Even in the face of endless grief, the poet notes how the people of Kashmir desire life and beauty. He imagines that the stones hide beneath them “reams and reams of poetry”, the dead “hum[ming] in whispers” about their dying, and a magician cuts a body in half as the audience applauds with “bloody hands”. The juxtaposition of creation and death paints an eerie picture – can there be hope where there is so much sorrow?

The segment closes with the return of the caged bird – still a pitiful creature longing to return to its cage.
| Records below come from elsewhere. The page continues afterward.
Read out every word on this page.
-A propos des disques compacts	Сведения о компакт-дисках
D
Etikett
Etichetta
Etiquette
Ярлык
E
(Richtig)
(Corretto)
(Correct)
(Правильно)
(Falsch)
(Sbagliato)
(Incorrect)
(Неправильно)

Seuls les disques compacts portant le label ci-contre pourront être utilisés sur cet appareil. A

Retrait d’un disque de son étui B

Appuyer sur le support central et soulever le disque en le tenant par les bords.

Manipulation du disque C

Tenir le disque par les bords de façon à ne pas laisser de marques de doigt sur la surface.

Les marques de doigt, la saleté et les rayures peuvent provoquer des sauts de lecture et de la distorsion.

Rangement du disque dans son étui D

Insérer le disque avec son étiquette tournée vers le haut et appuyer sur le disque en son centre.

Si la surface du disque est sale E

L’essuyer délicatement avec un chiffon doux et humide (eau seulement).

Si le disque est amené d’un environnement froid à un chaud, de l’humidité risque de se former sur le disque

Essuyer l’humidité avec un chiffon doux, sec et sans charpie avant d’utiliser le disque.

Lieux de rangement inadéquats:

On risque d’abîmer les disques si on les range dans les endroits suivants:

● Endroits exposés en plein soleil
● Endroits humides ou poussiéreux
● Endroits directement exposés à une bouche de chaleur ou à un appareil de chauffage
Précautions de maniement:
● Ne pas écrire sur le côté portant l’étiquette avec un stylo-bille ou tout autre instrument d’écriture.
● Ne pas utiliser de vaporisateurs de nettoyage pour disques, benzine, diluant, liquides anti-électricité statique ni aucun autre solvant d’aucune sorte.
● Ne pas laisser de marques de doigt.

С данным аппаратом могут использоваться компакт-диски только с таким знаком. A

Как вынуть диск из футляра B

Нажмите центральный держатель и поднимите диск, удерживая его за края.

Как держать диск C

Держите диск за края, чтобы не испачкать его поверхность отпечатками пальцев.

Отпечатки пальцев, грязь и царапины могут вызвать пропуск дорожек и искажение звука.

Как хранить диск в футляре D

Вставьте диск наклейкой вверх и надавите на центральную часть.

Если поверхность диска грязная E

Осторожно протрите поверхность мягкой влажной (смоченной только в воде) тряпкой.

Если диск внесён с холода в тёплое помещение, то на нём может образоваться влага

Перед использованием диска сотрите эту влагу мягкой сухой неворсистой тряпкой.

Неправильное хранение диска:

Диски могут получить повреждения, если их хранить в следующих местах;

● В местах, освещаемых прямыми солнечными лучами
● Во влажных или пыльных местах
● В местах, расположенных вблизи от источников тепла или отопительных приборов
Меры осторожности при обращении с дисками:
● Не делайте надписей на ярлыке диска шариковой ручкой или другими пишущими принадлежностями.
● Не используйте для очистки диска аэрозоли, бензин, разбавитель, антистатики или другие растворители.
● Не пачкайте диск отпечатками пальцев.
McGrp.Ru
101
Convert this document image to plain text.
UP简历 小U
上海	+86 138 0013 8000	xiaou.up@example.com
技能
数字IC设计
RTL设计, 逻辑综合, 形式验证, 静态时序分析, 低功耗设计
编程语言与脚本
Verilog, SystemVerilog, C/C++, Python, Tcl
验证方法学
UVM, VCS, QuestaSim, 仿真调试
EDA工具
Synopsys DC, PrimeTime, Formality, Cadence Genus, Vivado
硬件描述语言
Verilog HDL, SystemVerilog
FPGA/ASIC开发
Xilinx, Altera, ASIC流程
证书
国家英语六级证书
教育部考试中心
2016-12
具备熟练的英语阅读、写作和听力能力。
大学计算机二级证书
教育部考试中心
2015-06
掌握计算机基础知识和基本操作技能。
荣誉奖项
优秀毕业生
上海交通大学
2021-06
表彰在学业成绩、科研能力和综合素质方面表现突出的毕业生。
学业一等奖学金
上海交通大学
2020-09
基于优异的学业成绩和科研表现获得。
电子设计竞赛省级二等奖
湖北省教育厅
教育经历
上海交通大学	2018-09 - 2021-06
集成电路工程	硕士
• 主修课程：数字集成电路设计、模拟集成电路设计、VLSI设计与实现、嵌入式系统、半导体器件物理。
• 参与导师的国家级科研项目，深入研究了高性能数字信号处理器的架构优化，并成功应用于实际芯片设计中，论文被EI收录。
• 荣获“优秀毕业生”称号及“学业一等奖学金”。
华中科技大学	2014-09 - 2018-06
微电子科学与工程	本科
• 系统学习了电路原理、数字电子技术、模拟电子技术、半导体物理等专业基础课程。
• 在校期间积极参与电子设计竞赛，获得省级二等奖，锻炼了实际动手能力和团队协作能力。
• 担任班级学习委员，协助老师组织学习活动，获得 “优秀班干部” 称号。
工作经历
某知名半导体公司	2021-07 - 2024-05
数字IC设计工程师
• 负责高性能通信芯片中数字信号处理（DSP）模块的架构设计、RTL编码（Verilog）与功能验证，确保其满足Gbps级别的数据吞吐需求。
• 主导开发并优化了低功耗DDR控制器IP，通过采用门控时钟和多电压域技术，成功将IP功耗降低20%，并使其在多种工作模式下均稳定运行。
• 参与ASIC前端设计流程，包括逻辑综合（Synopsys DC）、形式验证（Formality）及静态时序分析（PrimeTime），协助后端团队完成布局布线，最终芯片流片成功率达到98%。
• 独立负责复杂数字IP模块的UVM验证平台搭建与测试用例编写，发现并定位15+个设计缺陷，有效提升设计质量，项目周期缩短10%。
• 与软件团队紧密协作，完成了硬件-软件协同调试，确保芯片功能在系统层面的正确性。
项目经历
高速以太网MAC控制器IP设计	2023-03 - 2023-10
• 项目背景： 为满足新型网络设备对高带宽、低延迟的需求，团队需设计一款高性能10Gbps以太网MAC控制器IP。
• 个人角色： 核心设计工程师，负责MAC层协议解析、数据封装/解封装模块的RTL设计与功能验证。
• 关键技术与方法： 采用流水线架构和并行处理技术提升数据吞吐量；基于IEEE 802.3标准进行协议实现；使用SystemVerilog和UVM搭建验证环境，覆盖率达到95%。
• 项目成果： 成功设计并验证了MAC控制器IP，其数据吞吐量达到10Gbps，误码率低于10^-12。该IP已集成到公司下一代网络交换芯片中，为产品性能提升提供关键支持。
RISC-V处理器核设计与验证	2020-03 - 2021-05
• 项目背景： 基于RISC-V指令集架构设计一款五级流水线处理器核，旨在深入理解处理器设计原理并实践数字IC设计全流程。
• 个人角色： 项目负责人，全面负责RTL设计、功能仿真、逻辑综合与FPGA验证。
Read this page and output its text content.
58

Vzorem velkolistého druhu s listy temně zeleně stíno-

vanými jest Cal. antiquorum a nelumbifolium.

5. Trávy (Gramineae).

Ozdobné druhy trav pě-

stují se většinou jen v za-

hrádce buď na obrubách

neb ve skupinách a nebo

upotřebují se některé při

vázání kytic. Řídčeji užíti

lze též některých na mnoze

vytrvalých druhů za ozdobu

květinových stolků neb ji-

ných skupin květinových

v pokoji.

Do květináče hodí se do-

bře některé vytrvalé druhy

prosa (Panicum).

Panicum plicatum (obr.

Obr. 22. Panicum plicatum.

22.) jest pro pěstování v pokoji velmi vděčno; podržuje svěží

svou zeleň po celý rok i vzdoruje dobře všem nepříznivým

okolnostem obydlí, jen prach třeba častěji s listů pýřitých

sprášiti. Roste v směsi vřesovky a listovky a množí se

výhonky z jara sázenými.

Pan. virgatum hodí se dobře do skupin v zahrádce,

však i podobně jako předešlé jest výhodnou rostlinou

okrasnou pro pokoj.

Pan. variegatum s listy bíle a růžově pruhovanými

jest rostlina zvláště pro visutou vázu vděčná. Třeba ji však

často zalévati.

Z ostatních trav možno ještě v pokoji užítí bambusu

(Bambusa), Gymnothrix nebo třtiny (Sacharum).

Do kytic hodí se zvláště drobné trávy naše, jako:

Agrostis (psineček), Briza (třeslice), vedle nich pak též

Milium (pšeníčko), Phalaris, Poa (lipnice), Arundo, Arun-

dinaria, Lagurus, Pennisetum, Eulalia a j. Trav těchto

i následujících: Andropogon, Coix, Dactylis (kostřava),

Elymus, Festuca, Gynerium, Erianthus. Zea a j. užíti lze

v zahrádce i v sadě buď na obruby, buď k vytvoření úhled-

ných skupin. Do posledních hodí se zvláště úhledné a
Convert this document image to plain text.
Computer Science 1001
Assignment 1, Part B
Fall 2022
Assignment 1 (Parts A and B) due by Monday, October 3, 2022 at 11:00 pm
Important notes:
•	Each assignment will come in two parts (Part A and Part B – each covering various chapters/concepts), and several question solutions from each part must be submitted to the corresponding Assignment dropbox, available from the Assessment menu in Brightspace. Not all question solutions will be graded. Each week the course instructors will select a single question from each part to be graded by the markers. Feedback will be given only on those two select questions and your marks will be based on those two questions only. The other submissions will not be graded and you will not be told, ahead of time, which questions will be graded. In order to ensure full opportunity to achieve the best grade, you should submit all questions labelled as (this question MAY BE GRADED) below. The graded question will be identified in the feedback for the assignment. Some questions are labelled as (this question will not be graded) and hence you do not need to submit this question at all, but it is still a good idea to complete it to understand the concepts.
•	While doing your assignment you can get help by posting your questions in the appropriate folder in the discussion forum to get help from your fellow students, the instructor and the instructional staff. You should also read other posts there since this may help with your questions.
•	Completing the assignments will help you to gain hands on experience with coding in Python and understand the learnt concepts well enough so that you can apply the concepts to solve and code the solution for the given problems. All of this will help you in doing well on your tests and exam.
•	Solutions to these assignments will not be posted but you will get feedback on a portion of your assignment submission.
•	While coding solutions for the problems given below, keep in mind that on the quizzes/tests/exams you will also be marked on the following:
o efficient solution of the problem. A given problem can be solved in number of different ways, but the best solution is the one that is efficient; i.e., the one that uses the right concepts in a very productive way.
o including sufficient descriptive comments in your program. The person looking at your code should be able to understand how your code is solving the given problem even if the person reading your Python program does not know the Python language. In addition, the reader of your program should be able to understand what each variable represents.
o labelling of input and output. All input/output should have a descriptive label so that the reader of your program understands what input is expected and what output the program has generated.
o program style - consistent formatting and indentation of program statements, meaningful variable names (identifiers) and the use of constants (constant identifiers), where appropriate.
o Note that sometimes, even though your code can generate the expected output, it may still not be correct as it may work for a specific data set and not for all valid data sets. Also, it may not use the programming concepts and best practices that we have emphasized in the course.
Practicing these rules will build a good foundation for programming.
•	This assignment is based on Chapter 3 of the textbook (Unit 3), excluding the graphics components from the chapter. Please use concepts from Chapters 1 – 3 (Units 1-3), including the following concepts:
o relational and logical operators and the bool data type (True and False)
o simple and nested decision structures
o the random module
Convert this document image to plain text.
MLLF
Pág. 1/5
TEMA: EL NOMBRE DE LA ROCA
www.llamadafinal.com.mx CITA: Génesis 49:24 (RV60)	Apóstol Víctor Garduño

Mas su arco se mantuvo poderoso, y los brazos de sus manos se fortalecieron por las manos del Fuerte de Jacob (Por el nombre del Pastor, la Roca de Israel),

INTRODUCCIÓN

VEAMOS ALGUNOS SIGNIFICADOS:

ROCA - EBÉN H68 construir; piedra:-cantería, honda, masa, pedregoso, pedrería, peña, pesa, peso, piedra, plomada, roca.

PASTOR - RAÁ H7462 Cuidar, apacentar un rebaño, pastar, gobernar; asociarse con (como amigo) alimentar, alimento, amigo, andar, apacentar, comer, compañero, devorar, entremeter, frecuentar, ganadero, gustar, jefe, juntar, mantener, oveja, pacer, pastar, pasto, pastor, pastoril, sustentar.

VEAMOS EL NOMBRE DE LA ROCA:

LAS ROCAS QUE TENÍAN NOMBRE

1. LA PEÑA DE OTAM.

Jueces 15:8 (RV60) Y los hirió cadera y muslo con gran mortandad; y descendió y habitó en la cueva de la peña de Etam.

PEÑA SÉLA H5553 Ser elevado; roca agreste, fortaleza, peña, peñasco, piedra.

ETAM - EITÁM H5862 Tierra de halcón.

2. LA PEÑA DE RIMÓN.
We are left with the hapless bird’s cries ringing in our ears and a knowing/gnawing fear that the nights in Kashmir will continue to burn “ceaselessly endlessly incessantly unceasingly interminably constantly perpetually continually relentlessly.”

In the second segment, “Street Full of Widows”, I imagine a battleground after all the warriors and victims have exited. The disjointed sentences (the wide spaces between the words) perhaps signal to a void that can never be filled.

“When you have seen enough/the night explodes/and another day begins/” Kishore highlights the plight of women in such conflicts – waiting, grieving, moving on with life. Harmless games of children also bear witness to a perpetual suffering. What answers do we have for them and how do we protect their innocence? The poet admits that we cannot and life goes on as it always has.

“The deserted street
allows the child
to play hopscotch
she hops on one legs
then
the other
muttering names
of missing friends
under her breath
the lake waters
listen
in silence
no one speaks ill of the dead
here
no one
speaks”

Private griefs

The segment that comes next is “Selected Griefs”. Here the poet probes into the grief that afflicts us in private. The poems confront our lifelong nemeses – regret, guilt, ageing, and death. Every morning we wake up to find ourselves at mercy of another unpredictable day. So much of it is beyond our control yet we are plagued with worries of forgetting and being forgotten.

“There was no sign of rain that morning
none
in fact it was business as usual
wake up turn to your husband request your tea
collapse into his almost arms
and to think she had no practice
and that’s the thing you see
it was entirely unrehearsed
her exit”

The segments “Tilted Sky”, “Under the Skin”, and “Birdcall” use images of the natural world in dream-sequences to illustrate the fantastical nature of sorrow and longing. Short segments with a few long-ish poems, reading them one after the other left me breathless. The poems make you acutely aware of fleeting time and the minutes of life ticking away.

So why do we read about grief and sit with our sadness when the world around us is already on fire? Knotted Grief reminds us that our sorrows can also be our life source – it can teach us to create, value, fight and resist, and ultimately, find joy in living.

Mary Oliver said it best in her poem “Heavy”:

“It’s not the weight you carry
But how you carry it –
Books, bricks, grief –
It’s all in the way
You embrace it, balance it, carry it,
When you cannot, and would not,
Put it down.”

— 'Heavy', Mary Oliver.

Knotted Grief, Naveen Kishore, Speaking Tiger Books.